Recover Deleted Active Directory Account

Have you ever deleted an Active Directory user in error? This recently happened to us. We were cleaning up our Microsoft Exchange environment as a preparation to migrating to Microsoft Online Services, part of the NjevityToGo offering. Somehow we managed to delete the account of our company’s president. Not good. An Active Directory user account can control all aspects of a user’s computing life. The security for email, user folders and profile are all controlled from the Active Directory account. Almost immediately Chris could no longer connect to email.

We could create a new account, give that account access to the old account’s data and migrate everything over but I’ve done something like that before.

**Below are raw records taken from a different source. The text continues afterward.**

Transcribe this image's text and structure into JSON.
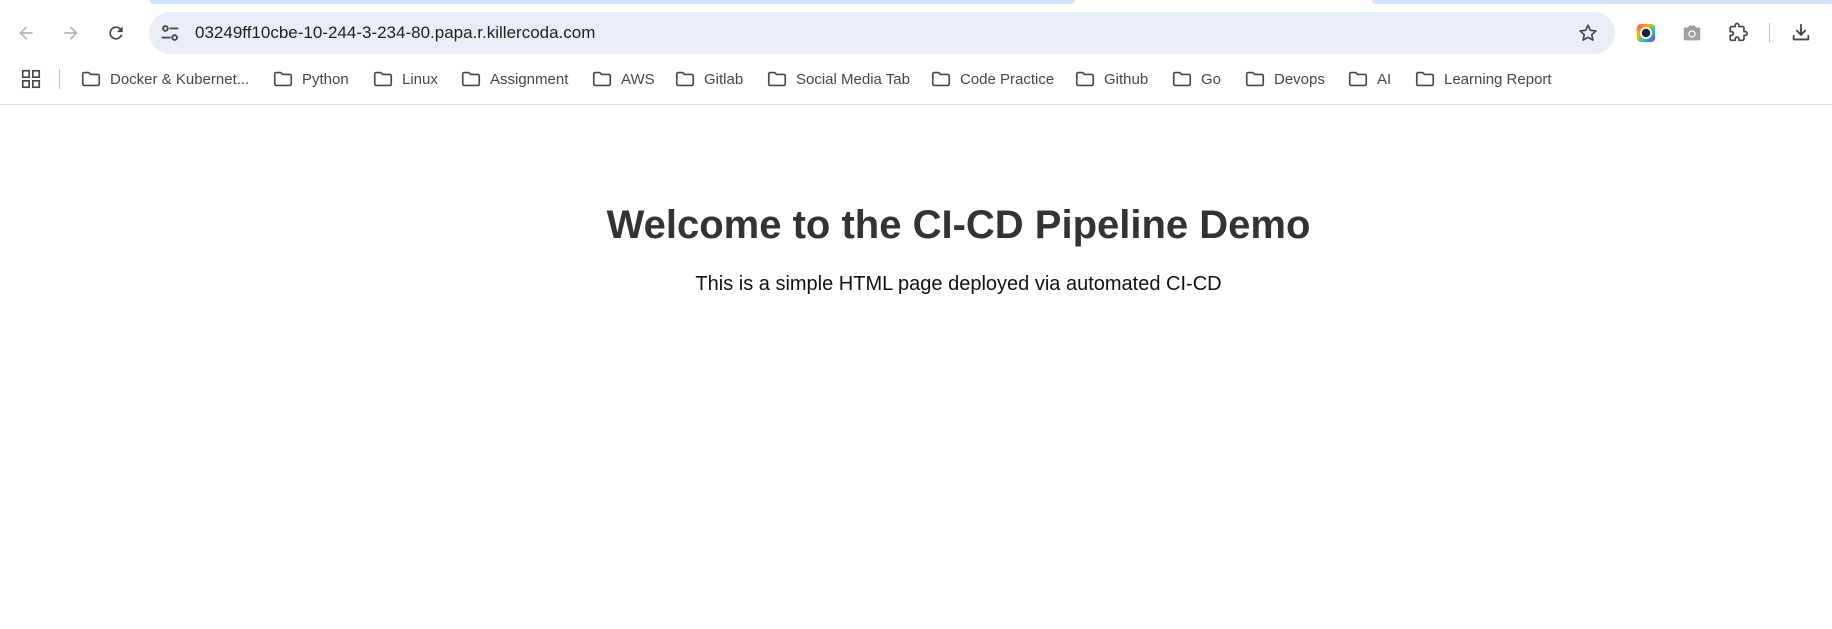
{
  "browser": {
    "url": "03249ff10cbe-10-244-3-234-80.papa.r.killercoda.com",
    "icons": {
      "back": "arrow-left-icon",
      "forward": "arrow-right-icon",
      "reload": "reload-icon",
      "site_info": "tune-icon",
      "bookmark_star": "star-icon",
      "extension_color": "color-picker-icon",
      "extension_camera": "camera-icon",
      "extensions": "puzzle-icon",
      "downloads": "download-icon",
      "apps": "apps-grid-icon",
      "folder": "folder-icon"
    },
    "colors": {
      "omnibox_bg": "#e9eef6",
      "tab_accent": "#d3e3fd",
      "icon": "#474747"
    }
  },
  "bookmarks": [
    {
      "label": "Docker & Kubernet..."
    },
    {
      "label": "Python"
    },
    {
      "label": "Linux"
    },
    {
      "label": "Assignment"
    },
    {
      "label": "AWS"
    },
    {
      "label": "Gitlab"
    },
    {
      "label": "Social Media Tab"
    },
    {
      "label": "Code Practice"
    },
    {
      "label": "Github"
    },
    {
      "label": "Go"
    },
    {
      "label": "Devops"
    },
    {
      "label": "AI"
    },
    {
      "label": "Learning Report"
    }
  ],
  "page": {
    "heading": "Welcome to the CI-CD Pipeline Demo",
    "paragraph": "This is a simple HTML page deployed via automated CI-CD",
    "colors": {
      "heading": "#333333",
      "text": "#111111"
    }
  }
}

Years ago we migrated a client network from a workgroup environment to Active Directory. It was time consuming and laborious. Neither my boss nor I was looking forward to that process.

Microsoft has a recovery process if you have a backup of the System State of a Domain Controller. It is also a slow methodical process. If you feel like using their supported method you can find it at http://support.microsoft.com/kb/840001.

BUT, WAIT! When you delete something in Active Directory it doesn’t get deleted immediately. It gets “tomb stoned.” The object gets its IsDeleted property set to True. The object doesn’t actually get deleted for at least 60 days. GREAT, but how do you get to it. Easy, thanks to Guy Teverovsky, an MVP from Israel. Some time ago he wrote a command line tool for recovering deleted objects. He followed that up with a GUI version. You can download it for FREE from http://technet.microsoft.com/en-us/sysinternals/bb963906.aspx. Once installed you can “enumerate” the tombstones, preview the attributes and restore. Once the object is restored you may still need to move it to the correct Organizational Unit and add it back to the correct Security Groups but that is much easier than migrating data from a deleted account.